Monday, Jul. 14, 1958

Smoking & Cancer (Contd.)

The Seventh International Cancer Congress in London this week heard the sobering results of a sweeping study of the effects of smoking on the death rate from cancer and other diseases. Author of the report: Statistician Harold F. Dorn of the U.S. National Institutes of Health. Dorn's project was begun in 1954 as a check on the disturbing findings from the American Cancer Society's famed Hammond & Horn survey of 188,000 U.S. males. Researcher Dorn threw his statistical net even wider: it covered 198,000 men (and a sprinkling of women) holding Government life insurance as a result of military service between 1917 and 1940.

All these cases were followed through the mountainous files of the Veterans Administration. The Dorn-VA technique: whenever a claim was filed to collect insurance, investigators double-checked both the primary cause of death and other contributory diseases with the physician who signed the death certificate, and (if possible) with the results of post-mortem examinations. Where the Hammond-Horn study had been attacked by the tobacco industry as statistically unsound because of the investigators' bias, the Dorn-VA investigation could not be assailed on the same ground, although even before formal publication it was criticized by industry spokesmen ("It cannot possibly establish the cause or causes of any diseases"). The findings, startlingly similar to those of the American Cancer Society:

P: Men who smoke two packs of cigarettes or more a day have the biggest death rate in the age groups covered (30-to-80, but largely concentrated on 50-to-70). The rate: twice that for nonsmokers.

P: Those who smoke cigars or pipes as well as cigarettes have a lower death rate in proportion to the smaller number of cigarettes smoked.

P: Cigars or pipes alone cause only a negligible increase in the death rate.

P: Cigarette smokers improve their chances of living longer if they quit smoking. Those who stopped "prior to the start of the survey" have a death rate 1.4 times that of nonsmokers, whereas for all cigarette smokers (any amount) the rate is 1.66 times that of nonsmokers.

P: In absolute numbers, the increase in early deaths among heavy cigarette smokers is mainly from heart and artery disease.

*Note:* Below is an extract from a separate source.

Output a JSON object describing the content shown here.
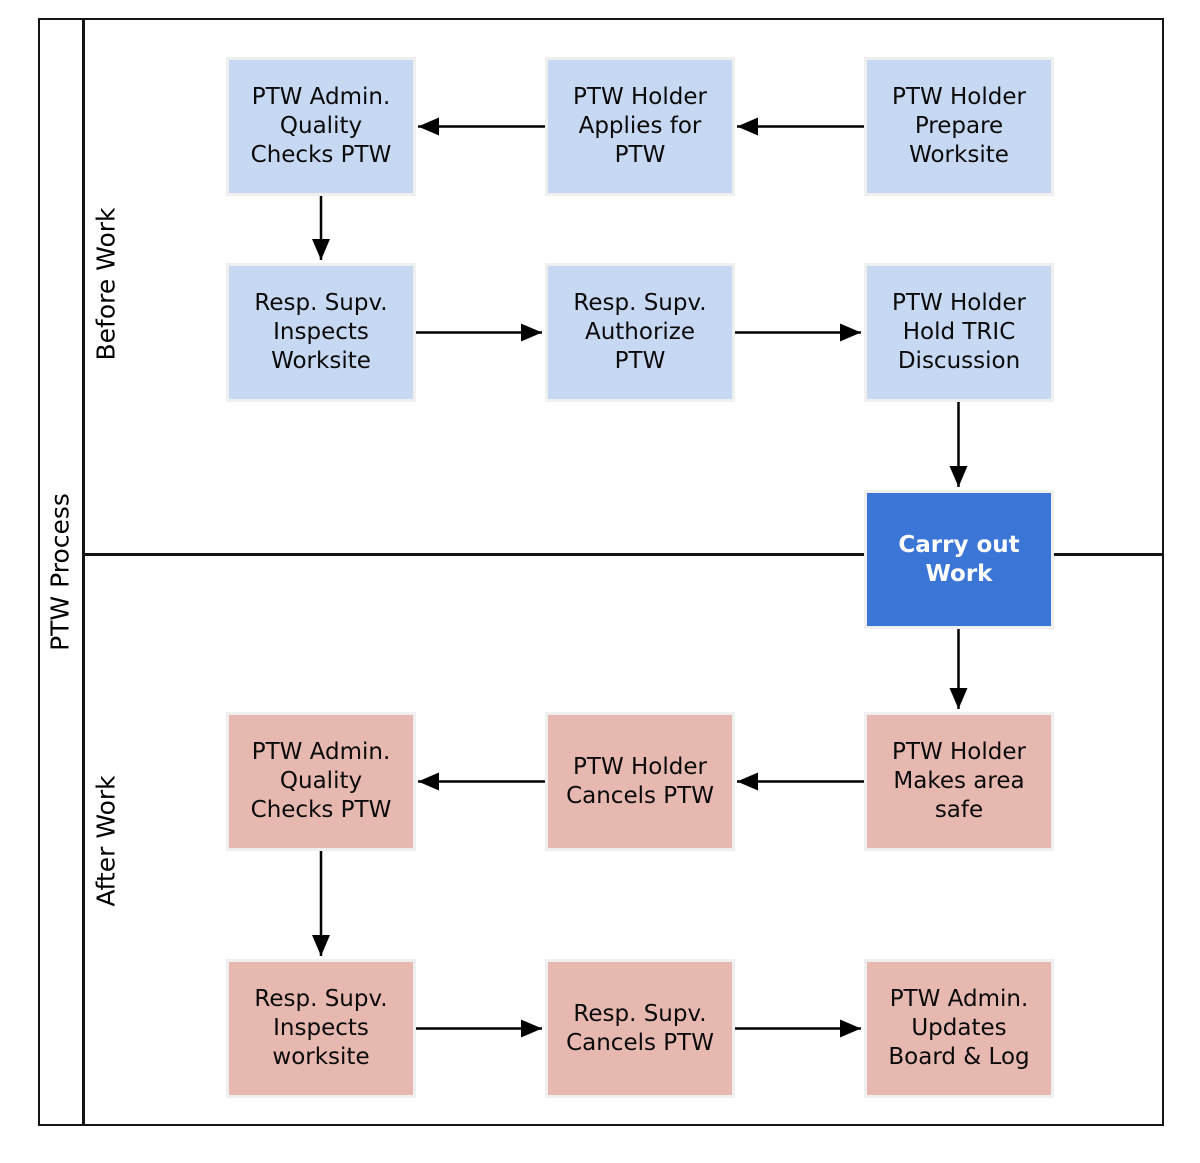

But the cause of death that shows by far the greatest proportionate jump is lung cancer: it is six times as common among all smokers as among nonsmokers, 9.35 times as common among cigarette smokers.

Britain's Dr. Percy Stocks took up the question of lung cancer and air pollution, reporting on a study of more than 2,000 men who died of lung cancer in smoggy Merseyside areas (centered at Liverpool) and clear-aired North Wales. Among nonsmokers the hazard of smoggy air was clear: 2.3 times as much lung cancer in smoke-palled belts as in cleaner areas. But to the identity of the cancer-causing substance in polluted air, Dr. Stocks had no clue. In smoggy areas, the death rates were almost identical for light smokers (less than a pack a day) and nonsmokers. But among men who smoked more than a pack a day, the death rate rose, paradoxically, far faster in rural, smog-free areas. Explanation? Dr. Stocks had none.